¿Por qué sometemos las lámparas de los baños a condiciones extremas?
Seamos honestos: los baños son un verdadero infierno para los dispositivos electrónicos. Hay vapor por todas partes, humedad extremadamente alta, y temperaturas que pueden pasar de cero a cien grados en cuestión de segundos.
Si una lámpara no está diseñada para soportar esas condiciones, se destruirá rápidamente. Hablamos de semanas, no de años.
No nos interesa adivinar si un producto es “lo suficientemente bueno”. En su lugar, utilizamos pruebas de envejecimiento en condiciones húmedas y calientes para averiguar exactamente dónde fallará la lámpara, mucho antes de que llegue al cliente.

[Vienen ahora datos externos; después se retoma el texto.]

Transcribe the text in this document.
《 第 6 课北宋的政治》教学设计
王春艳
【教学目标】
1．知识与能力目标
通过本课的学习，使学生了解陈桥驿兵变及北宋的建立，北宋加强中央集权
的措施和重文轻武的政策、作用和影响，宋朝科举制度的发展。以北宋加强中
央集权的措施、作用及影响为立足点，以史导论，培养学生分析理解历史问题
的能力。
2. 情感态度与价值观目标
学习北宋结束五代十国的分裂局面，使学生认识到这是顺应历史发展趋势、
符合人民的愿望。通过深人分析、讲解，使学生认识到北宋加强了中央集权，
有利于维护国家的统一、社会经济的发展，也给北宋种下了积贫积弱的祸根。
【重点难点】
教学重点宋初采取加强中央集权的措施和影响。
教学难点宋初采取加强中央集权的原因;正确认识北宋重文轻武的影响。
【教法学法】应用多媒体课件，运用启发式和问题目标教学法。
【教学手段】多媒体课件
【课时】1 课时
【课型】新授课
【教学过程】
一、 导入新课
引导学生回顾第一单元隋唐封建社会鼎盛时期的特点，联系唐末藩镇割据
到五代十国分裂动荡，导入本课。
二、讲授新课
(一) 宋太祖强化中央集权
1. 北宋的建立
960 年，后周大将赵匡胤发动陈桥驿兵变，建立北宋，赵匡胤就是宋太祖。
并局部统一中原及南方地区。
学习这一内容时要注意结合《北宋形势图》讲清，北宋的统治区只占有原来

La lucha contra la humedad
La mayoría de estos calentadores utilizan tubos de cristal de cuarzo. El cuarzo es ideal para resistir el calor, pero en el punto donde el cristal se encuentra con los electrodos metálicos está la zona de riesgo. La humedad tiende a infiltrarse en esos espacios. En cuanto el vapor de agua entra en contacto con el filamento o con el gas interior, la lámpara se daña irreparablemente.
Para evitar esto, colocamos las lámparas en cámaras con un 95% de humedad y aumentamos la temperatura. De esta manera, la humedad se introduce en cada pequeño espacio entre los componentes. Buscamos fugas, contactos oxidados o aislamiento defectuoso. Si el sello no es perfecto, la lámpara se daña. Así de simple.
Manejar los impactos térmicos
Imagínense: un calentador de baño pasa de temperaturas extremadamente bajas a más de 500°C en pocos segundos. Eso ejerce una enorme presión sobre los materiales.
Por eso, sumergimos las lámparas en humedad y luego las encendemos y apagamos cientos de veces. Es un proceso brutal. Lo hacemos para asegurarnos de que el cristal no se agriete y de que los electrodos permanezcan en su lugar correcto.
El equilibrio difícil
Aquí está el problema: no se puede apretar demasiado el sello, ya que eso causaría que el cristal se rompiera al calentarse, dado que el metal y el cristal se expanden a velocidades diferentes.
Es necesario encontrar un equilibrio. Ajustamos la presión del sello para que impida la entrada del agua, pero al mismo tiempo permita que los materiales respiren.
Requiere mucho trabajo, pero así obtenemos lámparas que no parpadeen ni se dañen la primera vez que llegue el invierno. Preferimos romper mil lámparas en nuestro laboratorio antes de que una sola se dañe en el techo de su casa.